The hub would see Apex Clean Energy leverage its solar and wind resources in Texas. Image: Apex Clean Energy via Twitter.

Gigawatts of solar and wind plants from renewables developer Apex Clean Energy could be used to power a green hydrogen hub in Texas that would help decarbonise hard-to-abate industries.

The planned project would produce green hydrogen and other derivative green fuels at “volumes not yet seen in the US” to accelerate the decarbonisation of heavy industry, agriculture and transport, according to the partners behind the venture.

Apex, funds managed by private equity firm Ares Management Corporation, pipeline operator Epic Midstream and the Port of Corpus Christi Authority (PCCA) have signed a memorandum of understanding for the gigawatt-scale green fuels hub.

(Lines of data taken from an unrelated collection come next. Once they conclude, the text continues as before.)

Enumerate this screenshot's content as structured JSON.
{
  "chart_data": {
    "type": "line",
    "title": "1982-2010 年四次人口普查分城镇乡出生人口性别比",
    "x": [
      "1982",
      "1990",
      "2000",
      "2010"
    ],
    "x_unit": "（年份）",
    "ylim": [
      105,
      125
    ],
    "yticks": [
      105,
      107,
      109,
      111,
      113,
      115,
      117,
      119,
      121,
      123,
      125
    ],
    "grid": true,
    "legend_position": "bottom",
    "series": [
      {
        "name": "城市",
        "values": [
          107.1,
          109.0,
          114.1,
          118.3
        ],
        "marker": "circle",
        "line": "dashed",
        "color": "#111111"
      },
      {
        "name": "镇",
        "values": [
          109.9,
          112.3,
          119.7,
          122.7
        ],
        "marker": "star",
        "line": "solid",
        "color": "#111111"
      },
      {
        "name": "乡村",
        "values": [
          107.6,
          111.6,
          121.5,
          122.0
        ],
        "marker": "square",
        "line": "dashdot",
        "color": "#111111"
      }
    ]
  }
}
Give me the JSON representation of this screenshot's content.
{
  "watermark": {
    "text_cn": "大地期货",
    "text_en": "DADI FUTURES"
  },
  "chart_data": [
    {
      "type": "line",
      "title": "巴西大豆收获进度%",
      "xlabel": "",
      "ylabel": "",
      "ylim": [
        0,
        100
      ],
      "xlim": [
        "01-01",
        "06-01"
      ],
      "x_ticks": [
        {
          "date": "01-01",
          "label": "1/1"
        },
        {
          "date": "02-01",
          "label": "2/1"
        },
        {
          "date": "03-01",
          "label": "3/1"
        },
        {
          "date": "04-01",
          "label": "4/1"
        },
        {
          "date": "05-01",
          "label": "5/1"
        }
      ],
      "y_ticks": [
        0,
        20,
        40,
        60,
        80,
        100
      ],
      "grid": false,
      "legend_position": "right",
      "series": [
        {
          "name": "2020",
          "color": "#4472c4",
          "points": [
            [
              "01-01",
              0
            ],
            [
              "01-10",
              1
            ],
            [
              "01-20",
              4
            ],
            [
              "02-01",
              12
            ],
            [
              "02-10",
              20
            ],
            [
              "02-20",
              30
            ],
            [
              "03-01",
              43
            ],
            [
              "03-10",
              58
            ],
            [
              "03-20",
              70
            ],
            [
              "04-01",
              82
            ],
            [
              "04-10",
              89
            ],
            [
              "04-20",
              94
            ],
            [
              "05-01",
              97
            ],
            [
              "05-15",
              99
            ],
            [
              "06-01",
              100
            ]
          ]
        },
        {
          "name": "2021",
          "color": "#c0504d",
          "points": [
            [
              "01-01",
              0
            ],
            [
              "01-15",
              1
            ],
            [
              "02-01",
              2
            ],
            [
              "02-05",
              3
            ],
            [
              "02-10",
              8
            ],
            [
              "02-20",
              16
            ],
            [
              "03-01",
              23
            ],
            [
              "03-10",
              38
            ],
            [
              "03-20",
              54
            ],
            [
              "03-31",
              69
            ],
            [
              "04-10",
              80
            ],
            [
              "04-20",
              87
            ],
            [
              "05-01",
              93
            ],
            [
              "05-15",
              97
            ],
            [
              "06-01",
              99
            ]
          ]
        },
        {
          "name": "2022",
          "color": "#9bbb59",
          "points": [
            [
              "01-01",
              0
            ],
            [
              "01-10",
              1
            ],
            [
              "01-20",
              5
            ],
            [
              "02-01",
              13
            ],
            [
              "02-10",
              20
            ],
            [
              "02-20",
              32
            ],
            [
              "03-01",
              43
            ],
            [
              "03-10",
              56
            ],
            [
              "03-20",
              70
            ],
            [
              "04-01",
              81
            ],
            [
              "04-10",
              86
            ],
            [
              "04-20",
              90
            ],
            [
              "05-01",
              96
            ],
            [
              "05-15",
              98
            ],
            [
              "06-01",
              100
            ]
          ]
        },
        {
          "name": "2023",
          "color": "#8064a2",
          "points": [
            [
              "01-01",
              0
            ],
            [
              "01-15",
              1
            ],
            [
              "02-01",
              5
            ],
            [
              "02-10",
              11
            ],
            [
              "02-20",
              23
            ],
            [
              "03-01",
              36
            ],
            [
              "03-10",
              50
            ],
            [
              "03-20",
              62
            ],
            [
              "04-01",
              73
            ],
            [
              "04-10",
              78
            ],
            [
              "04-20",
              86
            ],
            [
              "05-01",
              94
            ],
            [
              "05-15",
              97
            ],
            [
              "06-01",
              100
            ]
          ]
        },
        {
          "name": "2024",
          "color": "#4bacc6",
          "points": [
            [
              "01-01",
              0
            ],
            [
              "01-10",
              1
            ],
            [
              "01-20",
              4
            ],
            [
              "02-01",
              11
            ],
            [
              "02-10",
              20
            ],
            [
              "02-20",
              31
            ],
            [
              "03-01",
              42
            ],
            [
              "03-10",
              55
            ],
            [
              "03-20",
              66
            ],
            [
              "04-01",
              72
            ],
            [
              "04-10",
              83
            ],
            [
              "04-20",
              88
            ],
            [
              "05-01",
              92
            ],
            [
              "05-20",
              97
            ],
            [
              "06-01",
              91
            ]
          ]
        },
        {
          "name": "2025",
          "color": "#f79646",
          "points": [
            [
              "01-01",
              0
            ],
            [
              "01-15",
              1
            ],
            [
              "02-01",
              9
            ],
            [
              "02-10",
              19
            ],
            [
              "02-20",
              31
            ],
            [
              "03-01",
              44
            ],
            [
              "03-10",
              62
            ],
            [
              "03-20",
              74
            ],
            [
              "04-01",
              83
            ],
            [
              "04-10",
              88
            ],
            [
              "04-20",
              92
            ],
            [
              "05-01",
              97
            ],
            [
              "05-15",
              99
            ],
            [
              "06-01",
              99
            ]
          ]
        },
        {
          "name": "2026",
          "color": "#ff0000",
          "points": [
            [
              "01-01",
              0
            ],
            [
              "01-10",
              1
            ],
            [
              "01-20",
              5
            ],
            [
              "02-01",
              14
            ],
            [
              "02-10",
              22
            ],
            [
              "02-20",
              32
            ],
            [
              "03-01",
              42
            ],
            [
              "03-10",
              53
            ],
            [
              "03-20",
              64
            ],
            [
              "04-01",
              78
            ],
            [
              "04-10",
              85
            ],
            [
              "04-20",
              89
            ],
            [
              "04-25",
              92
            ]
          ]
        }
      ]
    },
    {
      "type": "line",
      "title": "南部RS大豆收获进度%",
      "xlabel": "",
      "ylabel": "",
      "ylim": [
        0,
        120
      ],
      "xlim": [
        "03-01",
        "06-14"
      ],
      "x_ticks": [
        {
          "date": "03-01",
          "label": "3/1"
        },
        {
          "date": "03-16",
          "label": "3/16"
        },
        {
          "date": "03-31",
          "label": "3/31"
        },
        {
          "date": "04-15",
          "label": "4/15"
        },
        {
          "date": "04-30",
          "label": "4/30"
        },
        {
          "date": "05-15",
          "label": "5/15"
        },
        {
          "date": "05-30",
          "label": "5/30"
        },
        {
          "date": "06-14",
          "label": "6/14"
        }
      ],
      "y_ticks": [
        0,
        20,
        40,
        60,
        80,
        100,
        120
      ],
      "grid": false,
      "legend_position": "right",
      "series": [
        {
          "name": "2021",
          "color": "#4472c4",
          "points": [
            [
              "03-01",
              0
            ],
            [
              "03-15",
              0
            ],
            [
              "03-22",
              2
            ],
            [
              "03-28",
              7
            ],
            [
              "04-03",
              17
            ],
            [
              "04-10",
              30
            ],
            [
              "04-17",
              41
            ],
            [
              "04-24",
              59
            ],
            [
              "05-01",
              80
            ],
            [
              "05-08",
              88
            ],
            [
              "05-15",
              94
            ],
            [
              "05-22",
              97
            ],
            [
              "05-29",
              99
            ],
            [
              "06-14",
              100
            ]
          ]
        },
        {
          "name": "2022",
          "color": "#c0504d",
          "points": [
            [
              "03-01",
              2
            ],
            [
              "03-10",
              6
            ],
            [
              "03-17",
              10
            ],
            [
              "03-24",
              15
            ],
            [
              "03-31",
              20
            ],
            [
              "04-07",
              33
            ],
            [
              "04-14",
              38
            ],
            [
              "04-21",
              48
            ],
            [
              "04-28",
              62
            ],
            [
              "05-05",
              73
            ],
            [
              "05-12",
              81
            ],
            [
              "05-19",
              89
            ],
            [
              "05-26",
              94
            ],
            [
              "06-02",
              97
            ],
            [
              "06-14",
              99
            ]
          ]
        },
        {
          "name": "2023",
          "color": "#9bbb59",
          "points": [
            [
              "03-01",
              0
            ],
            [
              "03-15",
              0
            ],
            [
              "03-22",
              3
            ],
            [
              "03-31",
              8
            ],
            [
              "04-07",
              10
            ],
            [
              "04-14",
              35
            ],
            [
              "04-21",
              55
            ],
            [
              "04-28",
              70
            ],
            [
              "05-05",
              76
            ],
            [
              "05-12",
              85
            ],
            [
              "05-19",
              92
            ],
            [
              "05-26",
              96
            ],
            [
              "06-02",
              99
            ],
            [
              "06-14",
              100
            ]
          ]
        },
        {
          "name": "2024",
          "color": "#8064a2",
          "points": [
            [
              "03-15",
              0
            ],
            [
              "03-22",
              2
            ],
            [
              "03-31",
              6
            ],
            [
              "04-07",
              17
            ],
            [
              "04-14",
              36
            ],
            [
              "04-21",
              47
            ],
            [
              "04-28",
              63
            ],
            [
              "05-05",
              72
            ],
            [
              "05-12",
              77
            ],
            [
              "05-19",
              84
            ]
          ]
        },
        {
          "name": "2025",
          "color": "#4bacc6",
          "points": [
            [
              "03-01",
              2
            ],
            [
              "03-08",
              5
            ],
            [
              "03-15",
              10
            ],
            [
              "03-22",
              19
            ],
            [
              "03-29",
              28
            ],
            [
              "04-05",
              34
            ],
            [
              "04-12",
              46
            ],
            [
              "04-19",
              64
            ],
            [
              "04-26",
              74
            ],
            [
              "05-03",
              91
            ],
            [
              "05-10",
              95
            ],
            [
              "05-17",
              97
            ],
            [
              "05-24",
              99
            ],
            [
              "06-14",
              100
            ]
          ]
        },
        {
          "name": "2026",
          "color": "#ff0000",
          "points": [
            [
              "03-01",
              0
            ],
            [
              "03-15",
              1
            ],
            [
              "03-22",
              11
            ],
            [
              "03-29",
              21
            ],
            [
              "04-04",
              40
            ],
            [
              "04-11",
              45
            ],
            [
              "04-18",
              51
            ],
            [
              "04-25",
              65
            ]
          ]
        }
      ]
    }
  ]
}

The partners will now explore the development of green hydrogen production, storage, transportation and export operation, including a new pipeline and green fuels hub to be built at the Port of Corpus Christi on the Texas Gulf Coast.

“This project seeks to generate and deliver green hydrogen and other clean fuels precisely where they are needed most – at the industrial backbone of our nation,” said Apex Clean Energy CEO Mark Goodwin. He added that the company would leverage its solar and wind resources in Texas to help decarbonise the transportation, shipping, fertiliser, chemical and refining sectors.

Virginia-headquartered Apex’s portfolio of operational and under-development PV plants in Texas include the 300MW Welder plant, 120MW Starling install and 15MW Phantom farm, according to the company’s website.

Funds managed by Ares Management Corporation acquired a majority stake in Apex last October, with the developer going on to secure a partnership with timberland company Weyerhaeuser for the development of 1GW of solar and solar-plus-storage projects in the US.

The green hydrogen collaboration builds on a memorandum of understanding signed last May by Ares and PCCA, as they looked to develop renewable energy infrastructure on the port authority’s property to support the production of green hydrogen.